J. Lloyd Eaton (1920-1968) was born in Berkeley, California. He attended UC Berkeley and the UC Medical School (now UC San Francisco) and practiced medicine in the Bay Area until he retired in 1960. An avid book collector and one of the pioneering science fiction fans in the region, Eaton was personally acquainted with such writers as Anthony Boucher, Ray Bradbury, and Robert A. Heinlein. Eaton maintained an extensive card file in which he made critical comments and personally evaluated his collection. This file is available to researchers today.

From 1979 to 2004, George Slusser held a joint position as Eaton curator and professor of comparative literature. During his tenure the collection grew in printed titles and other materials, including the acquisition of the major fanzine collections.

Notable Holdings[edit]

  • Dracula, Bram Stoker
  • The War of the Worlds, H. G. Wells
  • The Time Machine, H. G. Wells
  • Frankenstein, Mary Shelley
  • Fantastic Four #1
  • Action Comics #1

Notable Popular Culture Collections[edit]

  • Alien Nation
  • Star Trek
  • Andromeda
  • The X-Files
  • Comic books
  • Fanzines
  • Manga
  • Anime

The Eaton Journal[edit]

The Eaton Journal of Archival Research in Science Fiction is a peer-reviewed, open-access, online journal hosted by the University of California at Riverside, affiliated with the UCR Library's Eaton Collection of Science Fiction and Fantasy.

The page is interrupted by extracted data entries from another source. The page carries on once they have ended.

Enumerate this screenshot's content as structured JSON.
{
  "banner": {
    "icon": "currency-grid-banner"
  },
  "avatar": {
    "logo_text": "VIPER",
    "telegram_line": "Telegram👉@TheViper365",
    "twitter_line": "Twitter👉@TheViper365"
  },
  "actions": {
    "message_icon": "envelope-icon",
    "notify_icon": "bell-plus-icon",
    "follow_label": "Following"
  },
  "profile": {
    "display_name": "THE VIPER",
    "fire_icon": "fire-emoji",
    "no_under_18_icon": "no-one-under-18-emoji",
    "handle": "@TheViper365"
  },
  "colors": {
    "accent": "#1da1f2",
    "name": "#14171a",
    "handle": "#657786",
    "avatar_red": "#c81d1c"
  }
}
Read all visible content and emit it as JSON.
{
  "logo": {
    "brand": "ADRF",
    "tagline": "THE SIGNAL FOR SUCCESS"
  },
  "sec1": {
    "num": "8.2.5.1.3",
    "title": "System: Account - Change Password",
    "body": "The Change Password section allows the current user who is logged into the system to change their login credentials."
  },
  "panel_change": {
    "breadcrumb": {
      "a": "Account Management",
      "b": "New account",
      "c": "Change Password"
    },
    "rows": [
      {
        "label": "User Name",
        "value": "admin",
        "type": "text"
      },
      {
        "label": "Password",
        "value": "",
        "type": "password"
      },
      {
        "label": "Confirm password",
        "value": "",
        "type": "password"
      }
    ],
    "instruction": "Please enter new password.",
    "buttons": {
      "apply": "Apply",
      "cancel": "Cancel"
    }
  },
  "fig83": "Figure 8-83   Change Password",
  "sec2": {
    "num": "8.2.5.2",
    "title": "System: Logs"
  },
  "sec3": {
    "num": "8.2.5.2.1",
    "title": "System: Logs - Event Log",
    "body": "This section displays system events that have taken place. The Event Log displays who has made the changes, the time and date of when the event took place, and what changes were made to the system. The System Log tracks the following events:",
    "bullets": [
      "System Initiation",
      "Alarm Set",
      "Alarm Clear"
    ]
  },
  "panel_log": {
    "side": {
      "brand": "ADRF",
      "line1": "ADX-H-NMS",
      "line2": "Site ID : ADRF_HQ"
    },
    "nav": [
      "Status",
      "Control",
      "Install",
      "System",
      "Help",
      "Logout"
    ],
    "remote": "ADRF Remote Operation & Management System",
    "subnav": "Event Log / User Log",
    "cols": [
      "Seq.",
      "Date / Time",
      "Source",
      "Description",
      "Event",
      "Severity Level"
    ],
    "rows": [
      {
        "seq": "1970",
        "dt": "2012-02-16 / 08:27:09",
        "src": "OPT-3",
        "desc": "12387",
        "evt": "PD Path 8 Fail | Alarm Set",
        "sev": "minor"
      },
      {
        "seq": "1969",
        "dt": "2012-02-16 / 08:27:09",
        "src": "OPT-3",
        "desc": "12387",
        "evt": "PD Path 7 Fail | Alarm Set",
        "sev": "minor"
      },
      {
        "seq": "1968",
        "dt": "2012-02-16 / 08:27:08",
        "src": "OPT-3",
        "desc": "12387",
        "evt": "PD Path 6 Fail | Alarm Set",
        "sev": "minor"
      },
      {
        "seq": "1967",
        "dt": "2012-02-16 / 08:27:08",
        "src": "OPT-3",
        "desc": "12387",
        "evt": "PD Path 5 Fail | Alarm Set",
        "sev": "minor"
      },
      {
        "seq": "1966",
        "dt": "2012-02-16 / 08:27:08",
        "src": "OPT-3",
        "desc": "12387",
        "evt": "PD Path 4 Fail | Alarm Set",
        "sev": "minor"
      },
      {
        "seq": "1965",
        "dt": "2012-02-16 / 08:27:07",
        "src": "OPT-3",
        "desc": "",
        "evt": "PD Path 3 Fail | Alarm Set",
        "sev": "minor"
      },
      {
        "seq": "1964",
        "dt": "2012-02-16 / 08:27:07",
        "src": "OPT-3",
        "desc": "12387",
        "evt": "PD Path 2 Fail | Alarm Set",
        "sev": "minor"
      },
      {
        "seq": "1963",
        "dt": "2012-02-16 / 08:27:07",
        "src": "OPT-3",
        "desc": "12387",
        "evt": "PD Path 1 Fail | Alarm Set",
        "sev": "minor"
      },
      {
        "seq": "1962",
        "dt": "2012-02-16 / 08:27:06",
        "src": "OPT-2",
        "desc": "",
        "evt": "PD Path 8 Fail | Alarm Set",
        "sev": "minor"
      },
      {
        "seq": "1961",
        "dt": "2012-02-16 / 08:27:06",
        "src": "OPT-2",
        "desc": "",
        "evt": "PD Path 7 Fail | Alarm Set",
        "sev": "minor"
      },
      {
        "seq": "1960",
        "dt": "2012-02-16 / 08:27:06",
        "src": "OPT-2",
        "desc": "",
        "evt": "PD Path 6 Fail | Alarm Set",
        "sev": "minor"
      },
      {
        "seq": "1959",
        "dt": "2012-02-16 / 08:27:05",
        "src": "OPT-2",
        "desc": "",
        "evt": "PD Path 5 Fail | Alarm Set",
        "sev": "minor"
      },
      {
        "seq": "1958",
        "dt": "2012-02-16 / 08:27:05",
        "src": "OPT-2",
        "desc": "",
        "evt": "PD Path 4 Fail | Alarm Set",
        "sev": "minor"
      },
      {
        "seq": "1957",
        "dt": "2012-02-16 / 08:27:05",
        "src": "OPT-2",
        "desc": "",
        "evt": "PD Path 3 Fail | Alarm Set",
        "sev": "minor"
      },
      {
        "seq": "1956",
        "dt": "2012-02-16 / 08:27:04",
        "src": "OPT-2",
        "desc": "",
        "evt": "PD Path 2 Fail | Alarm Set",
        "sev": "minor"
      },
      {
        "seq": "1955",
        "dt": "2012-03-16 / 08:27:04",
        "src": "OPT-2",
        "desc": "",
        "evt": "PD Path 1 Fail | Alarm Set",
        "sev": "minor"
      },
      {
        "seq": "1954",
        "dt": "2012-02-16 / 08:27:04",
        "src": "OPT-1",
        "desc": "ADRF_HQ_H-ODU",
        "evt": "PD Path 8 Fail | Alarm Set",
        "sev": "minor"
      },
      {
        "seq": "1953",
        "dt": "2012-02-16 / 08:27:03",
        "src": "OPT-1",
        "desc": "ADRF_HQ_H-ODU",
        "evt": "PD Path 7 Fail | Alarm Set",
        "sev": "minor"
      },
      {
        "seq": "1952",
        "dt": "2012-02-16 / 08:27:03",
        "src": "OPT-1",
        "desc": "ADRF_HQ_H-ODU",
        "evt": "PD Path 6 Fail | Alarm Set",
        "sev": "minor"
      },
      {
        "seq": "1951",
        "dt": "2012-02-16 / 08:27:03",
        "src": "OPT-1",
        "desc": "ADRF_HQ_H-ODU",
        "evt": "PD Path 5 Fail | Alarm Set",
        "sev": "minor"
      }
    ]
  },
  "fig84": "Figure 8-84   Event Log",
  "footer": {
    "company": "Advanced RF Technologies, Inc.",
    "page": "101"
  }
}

Graduate student editors run the Eaton Journal, with scholarly review provided by an interdisciplinary executive board made up of SF scholars, research librarians, and archivists.

The Eaton journal creates a space for science fiction scholars to share their findings and their experiences within the several archives dedicated to science fiction found throughout the world. The Eaton Journal is also the only journal dedicated to providing a place for archival librarians to discuss the challenges of managing significant science fiction collections and to share their best practices for facilitating as well as conducting archival research in SF.